Neri Marcorè approda al Quirino di Roma con uno spettacolo intelligente che sa far riflettere e divertire. “Quello che non ho”, a teatro fino al 5 marzo, è una narrazione di un’ora e mezza sul presente, sezionato con piglio critico facendo leva su fatti di cronaca, politica, attualità.

Due sono i grandi artisti italiani del secolo scorso da cui lo spettacolo trae ispirazione. Il primo è Pier Paolo Pasolini, morto quando l’attore aveva soli 9 anni e da cui “Quello che non ho” eredita il sentimento di ‘indignazione civile’ che pervade la rappresentazione. Il secondo è, come già si intuisce dal titolo, Fabrizio De Andrè, il cantautore degli ultimi degli sconfitti.

Quello che non ho: il teatro canzone

“Quello che non ho”, scritto e diretto da Giorgio Gallione, è modellato sulla tipologia del teatro-canzone in cui la componente musicale ha un ruolo fondamentale. Riprendendo la figura del menestrello, Neri Marcorè propone uno spettacolo che parla di impegno civile utilizzando l’arte come mezzo di riflessione per sezionare la realtà contemporanea della globalizzazione e del consumismo.

Una strada, quella della fusione tra teatro e musica, che il comico ha già avuto modo di percorrere confrontandosi con altri grandi della canzone italiana e internazionale come i Beatles (in “Beatles Submarine”) e Giorgio Gaber (con “Un certo Signor G”). Sul palcoscenico ad aiutare Marcorè ci saranno anche le voci e le chitarre di Giua, Pietro Guarracino e Vieri Sturlini.

“Quello che non ho” è uno spettacolo che mescola costantemente al parlato la musica dal vivo finendo a volte per rievocare le impressioni vivide da concerto. Sono 10 i brani del repertorio di De Andrè riarrangiati a quattro voci in passaggi fluidi dalle chitarre acustiche a quelle elettriche passando per il basso. Tra di loro i più celebri successi del cantautore genovese tra cui: Volta la carta, Dolcenera, Se ti tagliassero a pezzetti, Una storia sbagliata.

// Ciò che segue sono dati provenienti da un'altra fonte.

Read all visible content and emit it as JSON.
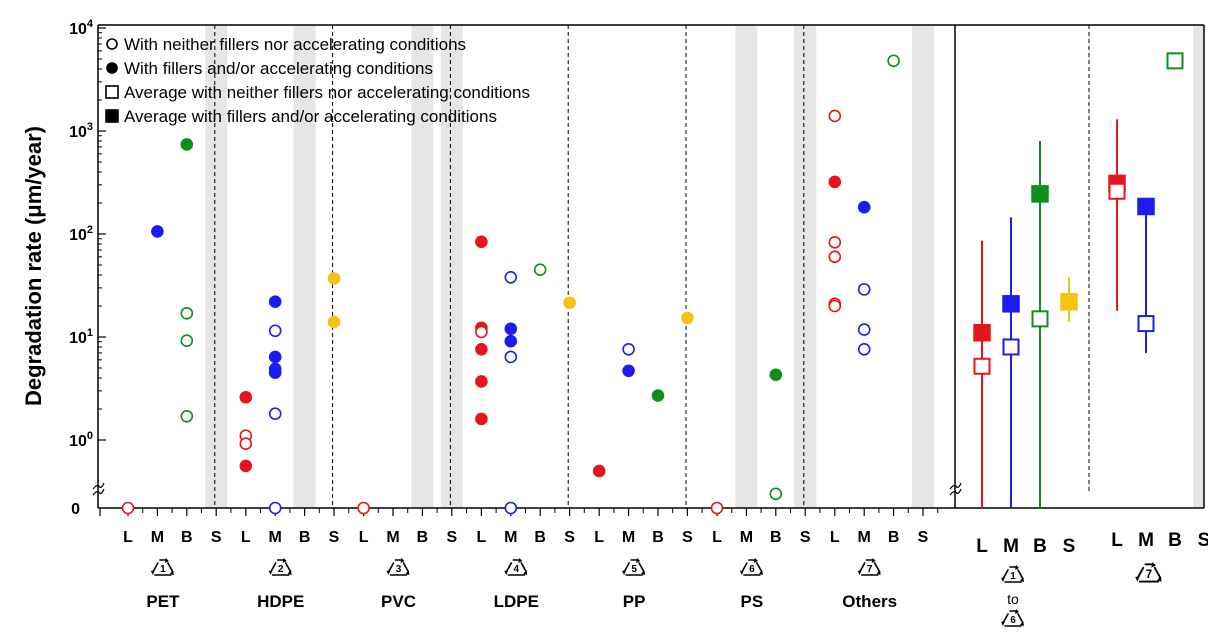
{
  "chart_data": {
    "type": "scatter",
    "ylabel": "Degradation rate (μm/year)",
    "y_scale": "log with zero break",
    "y_ticks": [
      "0",
      "10^0",
      "10^1",
      "10^2",
      "10^3",
      "10^4"
    ],
    "legend": [
      {
        "marker": "open-circle",
        "label": "With neither fillers nor accelerating conditions"
      },
      {
        "marker": "filled-circle",
        "label": "With fillers and/or accelerating conditions"
      },
      {
        "marker": "open-square",
        "label": "Average with neither fillers nor accelerating conditions"
      },
      {
        "marker": "filled-square",
        "label": "Average with fillers and/or accelerating conditions"
      }
    ],
    "legend_position": "top-left",
    "conditions": [
      "L",
      "M",
      "B",
      "S"
    ],
    "colors": {
      "L": "#e8141b",
      "M": "#1c1cf0",
      "B": "#0c8f1c",
      "S": "#f5c213",
      "shade": "#e6e6e6"
    },
    "groups": [
      {
        "code": "1",
        "name": "PET",
        "shaded": [
          "S"
        ]
      },
      {
        "code": "2",
        "name": "HDPE",
        "shaded": [
          "B"
        ]
      },
      {
        "code": "3",
        "name": "PVC",
        "shaded": [
          "B",
          "S"
        ]
      },
      {
        "code": "4",
        "name": "LDPE",
        "shaded": []
      },
      {
        "code": "5",
        "name": "PP",
        "shaded": []
      },
      {
        "code": "6",
        "name": "PS",
        "shaded": [
          "M",
          "S"
        ]
      },
      {
        "code": "7",
        "name": "Others",
        "shaded": [
          "S"
        ]
      }
    ],
    "points": [
      {
        "group": "PET",
        "cond": "L",
        "y": 0,
        "filled": false
      },
      {
        "group": "PET",
        "cond": "M",
        "y": 106,
        "filled": true
      },
      {
        "group": "PET",
        "cond": "B",
        "y": 740,
        "filled": true
      },
      {
        "group": "PET",
        "cond": "B",
        "y": 17,
        "filled": false
      },
      {
        "group": "PET",
        "cond": "B",
        "y": 9.2,
        "filled": false
      },
      {
        "group": "PET",
        "cond": "B",
        "y": 1.7,
        "filled": false
      },
      {
        "group": "HDPE",
        "cond": "L",
        "y": 2.6,
        "filled": true
      },
      {
        "group": "HDPE",
        "cond": "L",
        "y": 1.1,
        "filled": false
      },
      {
        "group": "HDPE",
        "cond": "L",
        "y": 0.92,
        "filled": false
      },
      {
        "group": "HDPE",
        "cond": "L",
        "y": 0.56,
        "filled": true
      },
      {
        "group": "HDPE",
        "cond": "M",
        "y": 22,
        "filled": true
      },
      {
        "group": "HDPE",
        "cond": "M",
        "y": 11.5,
        "filled": false
      },
      {
        "group": "HDPE",
        "cond": "M",
        "y": 6.4,
        "filled": true
      },
      {
        "group": "HDPE",
        "cond": "M",
        "y": 4.9,
        "filled": true
      },
      {
        "group": "HDPE",
        "cond": "M",
        "y": 4.5,
        "filled": true
      },
      {
        "group": "HDPE",
        "cond": "M",
        "y": 1.8,
        "filled": false
      },
      {
        "group": "HDPE",
        "cond": "M",
        "y": 0,
        "filled": false
      },
      {
        "group": "HDPE",
        "cond": "S",
        "y": 37,
        "filled": true
      },
      {
        "group": "HDPE",
        "cond": "S",
        "y": 14,
        "filled": true
      },
      {
        "group": "PVC",
        "cond": "L",
        "y": 0,
        "filled": false
      },
      {
        "group": "LDPE",
        "cond": "L",
        "y": 84,
        "filled": true
      },
      {
        "group": "LDPE",
        "cond": "L",
        "y": 12.3,
        "filled": true
      },
      {
        "group": "LDPE",
        "cond": "L",
        "y": 11.2,
        "filled": false
      },
      {
        "group": "LDPE",
        "cond": "L",
        "y": 7.6,
        "filled": true
      },
      {
        "group": "LDPE",
        "cond": "L",
        "y": 3.7,
        "filled": true
      },
      {
        "group": "LDPE",
        "cond": "L",
        "y": 1.6,
        "filled": true
      },
      {
        "group": "LDPE",
        "cond": "M",
        "y": 38,
        "filled": false
      },
      {
        "group": "LDPE",
        "cond": "M",
        "y": 12,
        "filled": true
      },
      {
        "group": "LDPE",
        "cond": "M",
        "y": 9.1,
        "filled": true
      },
      {
        "group": "LDPE",
        "cond": "M",
        "y": 6.4,
        "filled": false
      },
      {
        "group": "LDPE",
        "cond": "M",
        "y": 0,
        "filled": false
      },
      {
        "group": "LDPE",
        "cond": "B",
        "y": 45,
        "filled": false
      },
      {
        "group": "LDPE",
        "cond": "S",
        "y": 21.5,
        "filled": true
      },
      {
        "group": "PP",
        "cond": "L",
        "y": 0.5,
        "filled": true
      },
      {
        "group": "PP",
        "cond": "M",
        "y": 7.6,
        "filled": false
      },
      {
        "group": "PP",
        "cond": "M",
        "y": 4.7,
        "filled": true
      },
      {
        "group": "PP",
        "cond": "B",
        "y": 2.7,
        "filled": true
      },
      {
        "group": "PP",
        "cond": "S",
        "y": 15.3,
        "filled": true
      },
      {
        "group": "PS",
        "cond": "L",
        "y": 0,
        "filled": false
      },
      {
        "group": "PS",
        "cond": "B",
        "y": 4.3,
        "filled": true
      },
      {
        "group": "PS",
        "cond": "B",
        "y": 0.3,
        "filled": false
      },
      {
        "group": "Others",
        "cond": "L",
        "y": 1400,
        "filled": false
      },
      {
        "group": "Others",
        "cond": "L",
        "y": 320,
        "filled": true
      },
      {
        "group": "Others",
        "cond": "L",
        "y": 83,
        "filled": false
      },
      {
        "group": "Others",
        "cond": "L",
        "y": 60,
        "filled": false
      },
      {
        "group": "Others",
        "cond": "L",
        "y": 21,
        "filled": false
      },
      {
        "group": "Others",
        "cond": "L",
        "y": 20,
        "filled": false
      },
      {
        "group": "Others",
        "cond": "M",
        "y": 182,
        "filled": true
      },
      {
        "group": "Others",
        "cond": "M",
        "y": 29,
        "filled": false
      },
      {
        "group": "Others",
        "cond": "M",
        "y": 11.8,
        "filled": false
      },
      {
        "group": "Others",
        "cond": "M",
        "y": 7.6,
        "filled": false
      },
      {
        "group": "Others",
        "cond": "B",
        "y": 4800,
        "filled": false
      }
    ],
    "summary_groups": [
      {
        "label_top": "1",
        "label_mid": "to",
        "label_bottom": "6",
        "shaded": [],
        "averages": [
          {
            "cond": "L",
            "open": 5.2,
            "filled": 11,
            "min": 0,
            "max": 86
          },
          {
            "cond": "M",
            "open": 8,
            "filled": 21,
            "min": 0,
            "max": 145
          },
          {
            "cond": "B",
            "open": 15,
            "filled": 245,
            "min": 0,
            "max": 800
          },
          {
            "cond": "S",
            "filled": 22,
            "min": 14,
            "max": 38
          }
        ]
      },
      {
        "label_top": "7",
        "shaded": [
          "S"
        ],
        "averages": [
          {
            "cond": "L",
            "open": 260,
            "filled": 310,
            "min": 18,
            "max": 1300
          },
          {
            "cond": "M",
            "open": 13.5,
            "filled": 185,
            "min": 7,
            "max": 190
          },
          {
            "cond": "B",
            "open": 4800
          }
        ]
      }
    ]
  }
}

Giorgio Gallione ha avuto modo di sottolineare a proposito come “con Quello che non ho siamo di fronte a un anomalo, reinventato esempio di teatro canzone che, traendo linfa dalla visione del mondo e dalla poetica di Pasolini e De Andrè, prova a raccontare l’oggi. Un tempo nuovo e in parte inesplorato in cerca di idee e ideali”.

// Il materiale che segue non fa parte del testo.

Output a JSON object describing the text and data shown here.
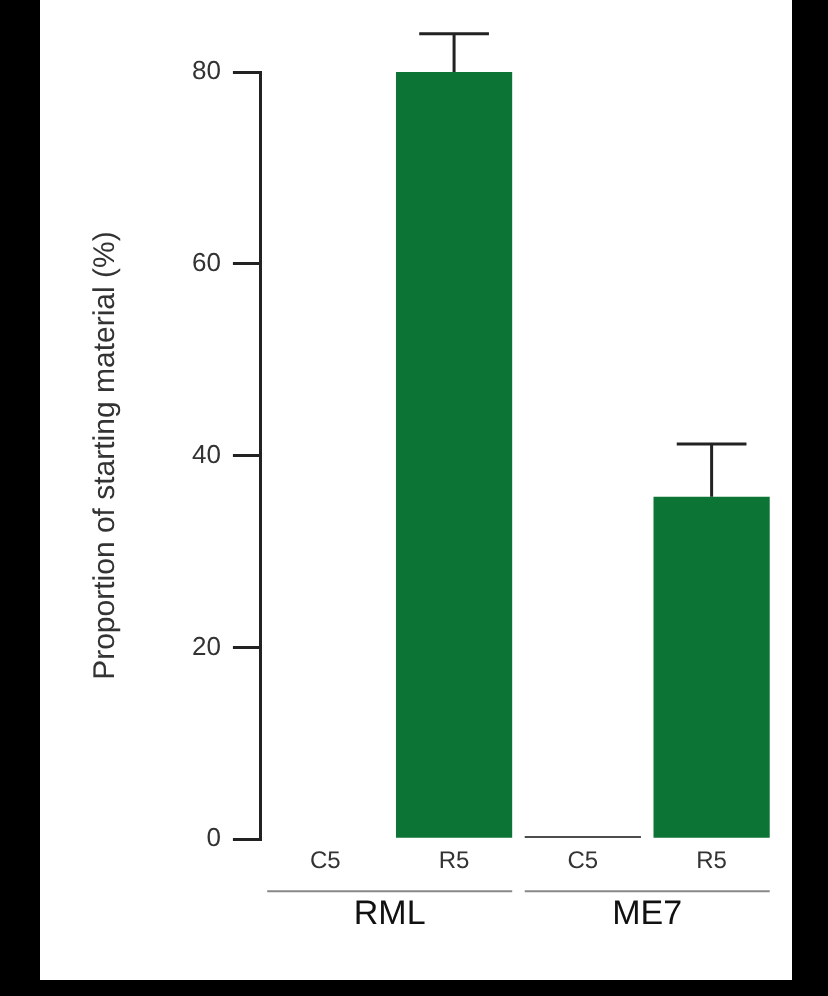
{
  "chart_data": {
    "type": "bar",
    "ylabel": "Proportion of starting material (%)",
    "categories": [
      "C5",
      "R5",
      "C5",
      "R5"
    ],
    "values": [
      0,
      80,
      0.3,
      35.7
    ],
    "colors": [
      "#111111",
      "#0c7434",
      "#111111",
      "#0c7434"
    ],
    "errors": [
      null,
      4,
      null,
      5.5
    ],
    "ylim": [
      0,
      80
    ],
    "yticks": [
      0,
      20,
      40,
      60,
      80
    ],
    "grid": false,
    "legend": false,
    "annotations": [
      "RML",
      "ME7"
    ]
  }
}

Neri Marcorè: la narrazione sul presente

Al Quirino l’atmosfera che si crea in “Quello che non ho” è colloquiale e familiare. Si è assorbiti velocemente in un clima che assomiglia molto da vicino a quello di una serata tra amici trascorsa tra un brano suonato con la chitarra e una chiacchierata. Neri Marcorè ha allora il compito di intrattenere la compagnia con storie curiose, drammatiche, futuristiche, orrifiche; tutte però accomunate dall’essere descrizione vivida della società in cui viviamo.

Il racconto è lo strumento principe assieme alla musica per uno spettacolo che mira ad ispezionare la società contemporanea e, soprattutto, il suo ideale di progresso. I temi toccati sono tanti: si va dal mezzogiorno italiano, alle interrogazioni parlamentari, allo sfruttamento dei bambini, fino all’ecologia.

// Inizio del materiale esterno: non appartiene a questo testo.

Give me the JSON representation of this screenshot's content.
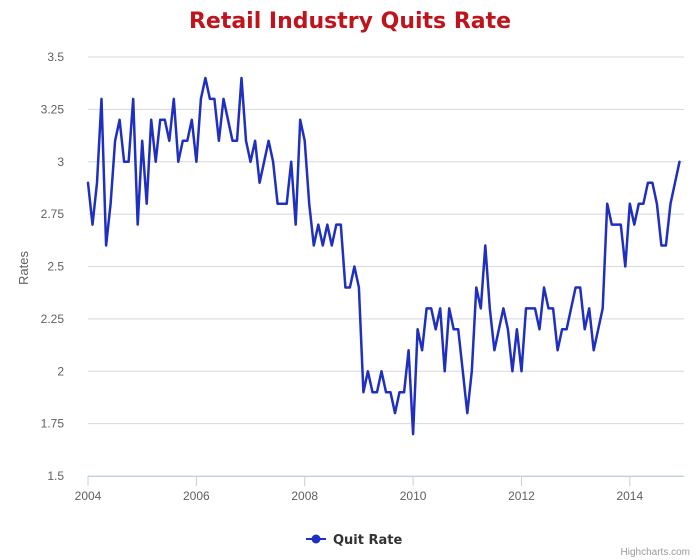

La scenografia sembra evocare un ambiente sotterraneo e ben si armonizza con l’intento di mettere in rilievo ciò che v’è di originario e primitivo alla società odierna. Le luci hanno inoltre un buon gioco nel sottolineare il tono e nel cambiare velocemente l’ambientazione e il contesto narrativo della scena.

“Quello che non ho” descrive sapientemente quel labirinto che è la società contemporanea. Descrivendo ciò che sta accadendo sotto gli occhi di tutti (e che in pochi vogliono vedere) riesce a lasciar trasparire squarci sul futuro prossimo. Quale tra i futuri possibili si realizzerà, quale tra le narrazioni che si lasciano scorgere si tramuterà in realtà è lasciato al giudizio del tempo. Ma anche all’impegno di ciascuno.